The much more likely hypothesis in my view is that he was helping Trump because of personal conviction (only in small parts motivated by naked self-interest).
You should expect rational billionaires to tend politically right out of pure self-interest and distorted perspective alone; because the universal thing that such parties reliably do when in power is cutting tax burden on the top end.
So this isn't so much of an assumption, as taking him at his word.
The problem is not that the republican party used to be a conservative right party.
What I’m saying is this is not a sports competition where Musk is automatically an opponent of the Democratic party because he supported Trump. He supported Trump in order to improve his chances with the legal system because he knew Trump would be willing to be so corrupt.
Another world might be imagined in which the Democratic party was taken over in 2016 but that is not the world we live in.
> U.S. District Judge Beth Bloom, who presided over the case, said in an order that she did not find “sufficient evidence” that Tesla’s failure to initially produce the data was intentional.

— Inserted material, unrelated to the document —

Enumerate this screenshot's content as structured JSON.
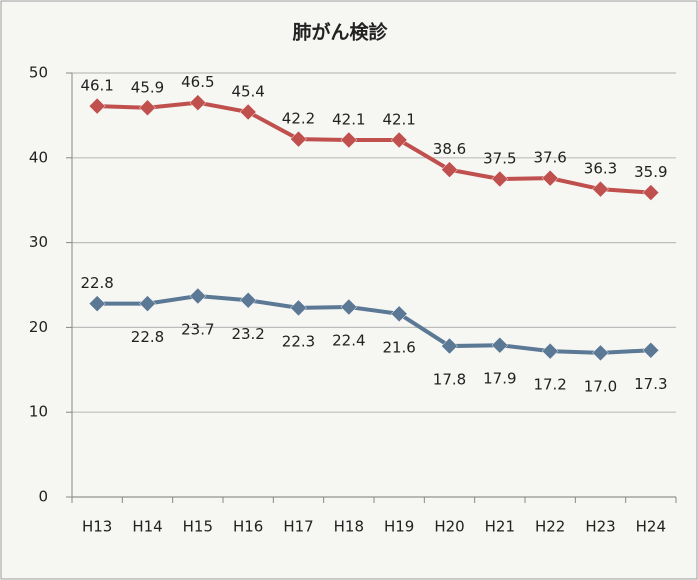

This is how conservatives keep people going 'both sides!' even though they manufacture whatever is required to be that way.
He used to be quite charismatic, I believed him up until about 2017 or so. Then I figured he was just a bit greedy and maybe money got to his head but still a respectable innovator. However during 2020 or 2021 (I don’t exactly remember) he started to get quite unpleasant and making obviously short-term decisions, such as relying only on cameras for self driving because of chip shortages but dressing it up as an engineering decision.
You will basically never hear another CEO of another publicly traded company say this. I just don't believe that the same person who cares so little about his stock price that he sends a tweet like that (and the stock dropped 10% on it) also is making fraudulent statements to inflate the price. A better explanation is that he just says what he thinks without regard for the stock price, which is also something you won't see any other CEO of a publicly traded company do.